A motorcycle accident left her near death: Lisa's story
Lisa Mazzola would be the first to tell you she shouldn't be here. On the night of June 8, 2004, a driver going the wrong way on a one-way street clipped the front wheel of her motorcycle at 40 mph.
The impact ripped Lisa's helmet from her head. She was thrown to the pavement, tumbling and skidding until coming to rest under the car that hit her. "It's a miracle I'm alive. It's a miracle I can walk and talk," she says.
Fortunately, an ambulance was behind Lisa. EMTs found a crumpled woman under the car. Her left arm and shoulder twisted around her body. Her hip was shattered. Her teeth were broken. Unseen, blood was starting to pool in her brain. Lisa Mazzola was dying.
A little over a year later, Lisa was walking with only a slight limp and talking excitedly about getting back to work. Her story is one of faith, determination and courage, aided by the skill and patience of the team at the Rehabilitation Hospital of the Cape and Islands - now Spaulding Rehabilitation Hospital Cape Cod - that treated her over the next 16 months.
She woke the morning of July 4, memory restored for the first time since the accident. She described the incident to her nurses and how being alive felt like a miracle. From that point forward, Lisa started fighting back. Her grit impressed the team. "She had so much to overcome," says social worker Janet Mooney. "She was so remarkable. We all learned from her."
After three weeks of inpatient rehabilitation, Lisa went home. Her team had prepared her mother and family on how to continue Lisa's progress. "They were so wonderful to Lisa - and she was tough," says Lisa's mother, Anne. "I can't say enough about what they did for us."

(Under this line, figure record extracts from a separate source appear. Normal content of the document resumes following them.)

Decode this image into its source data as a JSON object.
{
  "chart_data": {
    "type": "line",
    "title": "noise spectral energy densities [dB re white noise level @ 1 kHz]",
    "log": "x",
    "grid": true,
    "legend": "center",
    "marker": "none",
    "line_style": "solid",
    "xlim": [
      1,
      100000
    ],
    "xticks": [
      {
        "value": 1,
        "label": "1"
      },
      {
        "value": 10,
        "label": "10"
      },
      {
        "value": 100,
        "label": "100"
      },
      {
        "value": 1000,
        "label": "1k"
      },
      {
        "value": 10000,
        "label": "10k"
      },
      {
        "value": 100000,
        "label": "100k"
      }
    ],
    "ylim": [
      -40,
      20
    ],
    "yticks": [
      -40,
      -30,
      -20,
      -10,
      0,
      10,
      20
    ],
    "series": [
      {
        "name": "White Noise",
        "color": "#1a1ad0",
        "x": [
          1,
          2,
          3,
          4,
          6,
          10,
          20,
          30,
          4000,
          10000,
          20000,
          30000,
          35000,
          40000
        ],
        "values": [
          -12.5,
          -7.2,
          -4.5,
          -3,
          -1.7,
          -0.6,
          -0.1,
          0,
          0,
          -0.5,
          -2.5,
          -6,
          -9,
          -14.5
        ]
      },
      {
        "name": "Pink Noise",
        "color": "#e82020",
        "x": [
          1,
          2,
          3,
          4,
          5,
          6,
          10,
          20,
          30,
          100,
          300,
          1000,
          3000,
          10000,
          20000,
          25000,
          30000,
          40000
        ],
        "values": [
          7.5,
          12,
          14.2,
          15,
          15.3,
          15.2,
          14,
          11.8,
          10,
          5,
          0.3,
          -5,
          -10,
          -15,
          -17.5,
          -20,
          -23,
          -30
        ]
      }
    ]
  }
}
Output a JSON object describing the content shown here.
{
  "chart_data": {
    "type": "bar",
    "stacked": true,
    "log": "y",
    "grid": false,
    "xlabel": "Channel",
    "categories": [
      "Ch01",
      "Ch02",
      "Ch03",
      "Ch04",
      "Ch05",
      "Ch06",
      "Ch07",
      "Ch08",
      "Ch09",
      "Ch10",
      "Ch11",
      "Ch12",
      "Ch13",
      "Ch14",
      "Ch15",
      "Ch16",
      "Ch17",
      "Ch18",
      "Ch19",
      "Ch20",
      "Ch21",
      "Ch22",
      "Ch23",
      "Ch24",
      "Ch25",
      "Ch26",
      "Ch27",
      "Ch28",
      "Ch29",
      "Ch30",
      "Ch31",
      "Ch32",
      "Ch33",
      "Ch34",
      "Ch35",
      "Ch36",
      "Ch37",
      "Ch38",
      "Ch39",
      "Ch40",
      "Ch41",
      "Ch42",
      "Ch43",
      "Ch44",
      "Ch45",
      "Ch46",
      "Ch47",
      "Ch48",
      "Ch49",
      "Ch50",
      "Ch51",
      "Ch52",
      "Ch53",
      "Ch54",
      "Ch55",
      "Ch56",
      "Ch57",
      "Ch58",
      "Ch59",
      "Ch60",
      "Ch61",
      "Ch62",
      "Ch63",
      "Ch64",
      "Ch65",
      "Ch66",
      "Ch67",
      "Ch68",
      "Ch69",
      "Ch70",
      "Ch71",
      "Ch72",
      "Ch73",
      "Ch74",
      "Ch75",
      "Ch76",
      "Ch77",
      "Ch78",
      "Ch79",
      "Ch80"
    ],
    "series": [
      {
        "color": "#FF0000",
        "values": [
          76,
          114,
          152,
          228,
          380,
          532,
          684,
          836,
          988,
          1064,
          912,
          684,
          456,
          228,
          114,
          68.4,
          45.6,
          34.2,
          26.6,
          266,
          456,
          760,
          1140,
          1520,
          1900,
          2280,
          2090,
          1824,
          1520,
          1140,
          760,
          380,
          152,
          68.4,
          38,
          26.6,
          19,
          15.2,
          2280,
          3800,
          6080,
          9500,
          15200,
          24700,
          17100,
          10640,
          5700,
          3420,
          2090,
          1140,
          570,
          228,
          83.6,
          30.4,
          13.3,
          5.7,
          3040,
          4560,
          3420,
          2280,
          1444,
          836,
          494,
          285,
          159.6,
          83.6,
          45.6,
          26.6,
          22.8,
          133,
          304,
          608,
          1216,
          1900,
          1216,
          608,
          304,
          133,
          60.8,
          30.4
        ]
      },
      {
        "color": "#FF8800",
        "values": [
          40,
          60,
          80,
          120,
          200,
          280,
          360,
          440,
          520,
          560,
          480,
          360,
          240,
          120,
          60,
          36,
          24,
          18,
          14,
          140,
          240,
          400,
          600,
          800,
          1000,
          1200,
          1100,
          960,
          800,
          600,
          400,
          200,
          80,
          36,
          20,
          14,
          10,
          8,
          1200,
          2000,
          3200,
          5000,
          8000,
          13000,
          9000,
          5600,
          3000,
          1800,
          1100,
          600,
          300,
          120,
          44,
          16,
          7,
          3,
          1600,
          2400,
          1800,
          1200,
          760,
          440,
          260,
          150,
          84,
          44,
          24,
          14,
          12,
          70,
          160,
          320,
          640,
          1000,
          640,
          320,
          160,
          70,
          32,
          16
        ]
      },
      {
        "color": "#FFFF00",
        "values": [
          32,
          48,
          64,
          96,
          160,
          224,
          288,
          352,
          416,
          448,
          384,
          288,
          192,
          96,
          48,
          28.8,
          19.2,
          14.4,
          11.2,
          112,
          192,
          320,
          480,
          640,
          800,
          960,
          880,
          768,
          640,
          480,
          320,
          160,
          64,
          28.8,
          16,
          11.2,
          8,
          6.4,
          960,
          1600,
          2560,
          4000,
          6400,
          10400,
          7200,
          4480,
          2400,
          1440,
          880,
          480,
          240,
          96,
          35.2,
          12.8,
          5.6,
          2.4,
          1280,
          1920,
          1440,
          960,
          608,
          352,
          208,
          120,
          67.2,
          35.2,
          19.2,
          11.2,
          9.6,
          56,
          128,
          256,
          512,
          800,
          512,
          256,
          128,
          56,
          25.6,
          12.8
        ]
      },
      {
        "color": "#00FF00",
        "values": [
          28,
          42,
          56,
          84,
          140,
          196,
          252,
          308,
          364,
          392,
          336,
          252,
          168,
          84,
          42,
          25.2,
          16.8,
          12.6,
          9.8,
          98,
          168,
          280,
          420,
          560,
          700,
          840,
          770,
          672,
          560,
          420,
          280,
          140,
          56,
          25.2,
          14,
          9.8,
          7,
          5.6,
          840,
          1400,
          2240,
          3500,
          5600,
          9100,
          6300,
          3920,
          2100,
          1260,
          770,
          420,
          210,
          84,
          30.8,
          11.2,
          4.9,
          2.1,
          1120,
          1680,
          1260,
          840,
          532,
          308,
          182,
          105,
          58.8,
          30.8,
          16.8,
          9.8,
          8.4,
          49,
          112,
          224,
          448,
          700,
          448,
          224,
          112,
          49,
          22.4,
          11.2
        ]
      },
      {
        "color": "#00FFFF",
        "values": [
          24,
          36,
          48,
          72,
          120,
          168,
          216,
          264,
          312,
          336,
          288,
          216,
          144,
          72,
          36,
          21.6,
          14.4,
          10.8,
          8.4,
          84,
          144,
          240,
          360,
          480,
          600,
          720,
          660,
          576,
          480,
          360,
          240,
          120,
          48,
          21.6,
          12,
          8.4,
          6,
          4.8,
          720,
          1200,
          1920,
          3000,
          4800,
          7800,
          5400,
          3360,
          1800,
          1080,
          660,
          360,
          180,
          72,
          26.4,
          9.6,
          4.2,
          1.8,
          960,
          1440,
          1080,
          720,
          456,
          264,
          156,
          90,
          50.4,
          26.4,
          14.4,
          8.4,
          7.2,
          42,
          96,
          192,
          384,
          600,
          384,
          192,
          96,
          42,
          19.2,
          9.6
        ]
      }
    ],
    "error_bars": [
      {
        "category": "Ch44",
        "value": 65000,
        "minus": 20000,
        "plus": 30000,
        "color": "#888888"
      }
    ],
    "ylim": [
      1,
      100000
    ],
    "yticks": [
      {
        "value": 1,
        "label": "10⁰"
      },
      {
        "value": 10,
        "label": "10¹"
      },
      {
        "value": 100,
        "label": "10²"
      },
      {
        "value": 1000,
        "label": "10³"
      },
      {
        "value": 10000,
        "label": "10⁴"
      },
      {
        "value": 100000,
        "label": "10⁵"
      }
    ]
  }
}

Lisa continued her recovery with outpatient therapy three days a week. Together, they focused on flexibility and strengthening exercises. But the fractures in her body made rehabilitation a slow process.
"That was the hardest thing I've ever had to do," Lisa says now. Determined to overcome the challenges, she pushed herself, often doing more than her therapists prescribed. "I had this 20-speed bicycle I rebuilt. I would ride that bike around the park 20 to 30 times the days I wasn't at therapy," she says.
Lisa also decided to stop taking pain medication. "I felt I could take control of my recovery if I could feel my body," she says. "So, one day I just flushed the pills down the toilet,"
Facing recovery without medication, the team responded by teaching Lisa pain management techniques. They helped, but the days she had to work her left leg, which was held in place with a surgical steel plate, were difficult. "The muscles and nerves in my leg would give, but the metal wouldn't," she says.
Still, Lisa persevered. "It was the small things, like getting to the point where Lisa was able to put on makeup. That's how we measured progress," says Julia Rush, outpatient occupational therapist.
Therapy sessions helped Lisa deal with the trauma of the accident, as did the constant support from her family. Later, Lisa's love of working with her hands (she once owned a painting and furniture refinishing business) became crucial to her psychological recovery. "Being in a wheelchair or using a walker didn't matter as long as I could use my hands," Lisa says. "And God gave me my hands."
In the months after her return home, Lisa rebuilt the motorcycle she was riding the night of the accident. She rebuilt her boat and put a deck on her mother's house. While still using a walker, she tore out and rewired the dashboard of her truck. "I had to do these things to know I was going to be OK," Lisa says simply.
Today, Lisa continues to use exercise to recover more flexibility and strength. "It's incredible that I can walk," she says. "Everyone at Spaulding was so great - so understanding. They gave me my life back."